Now, thanks to research by the University of Alaska Fairbanks, we know the true origin of the Blood Falls flowing from the Taylor Glacier. The deep red coloring is due to oxidized iron in brine saltwater, the same process that gives iron a dark red color when it rusts. When the iron bearing saltwater comes into contact with oxygen the iron oxidizes and takes on a red coloring, in effect dying the water to a deep red color.
The research team transected the glacier in a grid using radio-echo sounding (RES) to map out the features below the glacier. Thankfully, the super saturated brine that makes up the river allows for a stark density contrast in RES compared to the non-saline (fresh) ice. The research team calculates that the brine water takes approximately 1.5 million years to finally reach the Blood Falls as it makes its way through fissures and channels in the glacier
The water is sourced from a brine lake beneath the Taylor Glacier, which over time has picked up iron from the underlying bedrock. The iron rich brine, which is under high pressures due to the overlying glacier, is injected through fissures in the glacier as it attempts to make its way toward lower pressures
One would initially assume the water should be frozen in place as it sits below a thick column of ice. However, several factors allow the water to remain as a liquid. One is the release of latent heat associated with water freezing, this low amount of heat contributes to keep the water above freezing temperature. In addition, water super-saturated in salt freezes at a lower temperature than fresh water. This is the exact reason cities salt roads in preparation for a winter storm. Lastly, the high pressures at the base of the glacier will have a small impact in reducing the temperature at which water freezes.

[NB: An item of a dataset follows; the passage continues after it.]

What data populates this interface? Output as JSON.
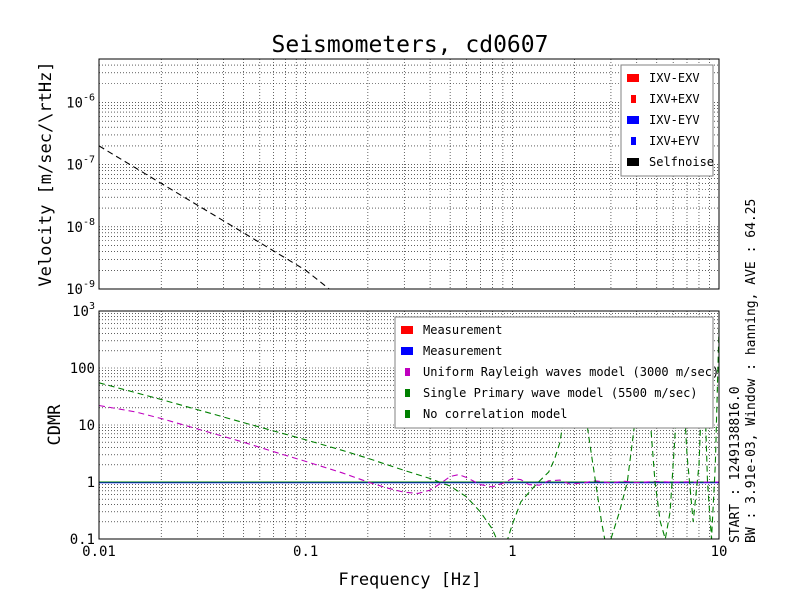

Interestingly, the Blood Falls also contains an array of microbes that can survive in extreme conditions. These microbial communities live off sulfates in the water and create energy via sulfate reduction. This is a similar reduction process in which humans convert food to energy but instead of using oxygen these microbes use the less favorable sulfate.
These microbial communities live in extreme conditions that may resemble the beginning of life on Earth, before oxygen was largely present in the atmosphere. They provide clues as to how life could potentially develop on other planets that lack an oxygen rich atmosphere like Earth. In addition, it provides further evidence of the many ways life can adapt to extreme environments.